小説の中盤、キャシーとトミーがあるカセットテープを探す。彼らには人知れず、悲しい運命がある。定められた彼らのレールの上で、あの時間だけ、静かでただ楽しいことに満たされている。キャシーは陽の光が差し込む埃っぽい中古品店の片隅で、すぐにテープをみつける。それは彼女がずっと待ち望んでいたものだったはずなのに、すぐにはトミーに言わない。言ったら、この時間が溶けてしまうのを知っているから。あそこでキャシーは、「時間を引き延ばそう」としている。イシグロの筆跡も同様に、ただキャシーの心の動きを描写するだけで余計なことはしない。Norfolkにいる普通の若者として、いっとき振舞っている彼らをただみつめている。その視線はずっとあたたかい。

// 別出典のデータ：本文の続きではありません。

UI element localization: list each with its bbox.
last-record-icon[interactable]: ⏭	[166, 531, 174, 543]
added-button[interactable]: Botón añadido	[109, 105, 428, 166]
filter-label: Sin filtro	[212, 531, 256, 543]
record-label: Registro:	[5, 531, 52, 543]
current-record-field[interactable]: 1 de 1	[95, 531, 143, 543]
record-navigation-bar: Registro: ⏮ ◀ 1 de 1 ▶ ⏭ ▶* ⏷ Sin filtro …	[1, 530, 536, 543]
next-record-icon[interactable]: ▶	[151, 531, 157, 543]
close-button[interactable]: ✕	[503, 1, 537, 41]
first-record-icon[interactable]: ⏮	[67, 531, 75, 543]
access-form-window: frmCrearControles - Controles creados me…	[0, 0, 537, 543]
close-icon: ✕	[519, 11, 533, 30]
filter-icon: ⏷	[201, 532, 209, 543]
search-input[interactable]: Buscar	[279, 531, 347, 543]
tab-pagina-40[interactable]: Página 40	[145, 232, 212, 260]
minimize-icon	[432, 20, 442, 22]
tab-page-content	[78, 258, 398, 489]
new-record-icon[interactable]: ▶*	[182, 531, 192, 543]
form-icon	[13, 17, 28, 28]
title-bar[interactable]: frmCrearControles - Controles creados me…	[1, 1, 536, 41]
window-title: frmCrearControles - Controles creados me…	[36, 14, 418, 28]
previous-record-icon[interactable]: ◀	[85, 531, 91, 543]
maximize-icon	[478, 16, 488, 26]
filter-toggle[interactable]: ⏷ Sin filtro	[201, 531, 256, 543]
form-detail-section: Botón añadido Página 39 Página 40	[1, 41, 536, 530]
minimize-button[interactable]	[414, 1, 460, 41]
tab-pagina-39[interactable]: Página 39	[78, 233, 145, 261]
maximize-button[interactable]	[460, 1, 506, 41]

「わたしを離さないで」ということばの前にある素直な気持ちは「もっと一緒にいたい」だ。
「To Lorna and Naomi」。本の表紙をめくるとこんな献辞があった。イシグロの奥さんと娘さんの名前。試しに手元にある他の何冊かのイシグロの本をみてみたら、この著者は結構そのようなものを書く人の様で、それらは両親や詩人、出版エージェントの人に捧げられていた。だけど「To」という前置詞が使われていた献辞はこの本だけだった。
物語も終盤、何度心を動かされただろうか。そのころにはイシグロの文体にも慣れた。あと1チャプターで終わる。それでもキャシーと一緒にページを進めなければならない。一番好きな場所で読み終えようと、わざわざ電車に乗ってでかけた先は好きなカフェで、しかもその日は一番好きな席が空いていた。
本を閉じて、表紙を見る。コーヒーの蒸気を目にあてる。一体なんなんだろうと思っていたこの表紙。ちゃんとみたことはなかったが、女の子が踊ってるみたいで、どや顔するにはかわいすぎる。
それが11歳のキャシーが想像の赤ちゃんを抱きかかえて踊る、あのシーンと合致したとき、自分はむせび泣いてた。カフェで。
この数ヶ月、バッグには常にNever Let Me Goが入っていた。本をひらけばキャシーたちがいて、彼らと時をすごしてきた。キャシーは振り返ってレールに戻っていく。
終わるから愛おしい、それを誰もが知っている。それでも「もっと一緒にいたい」と思う。知らぬ間にこの本がそんな存在になっていた。この本に出会えて幸せだった。
読了しても喪失感は何日か続いた。すぐにThe Remains of the Day(日の名残り)を買った。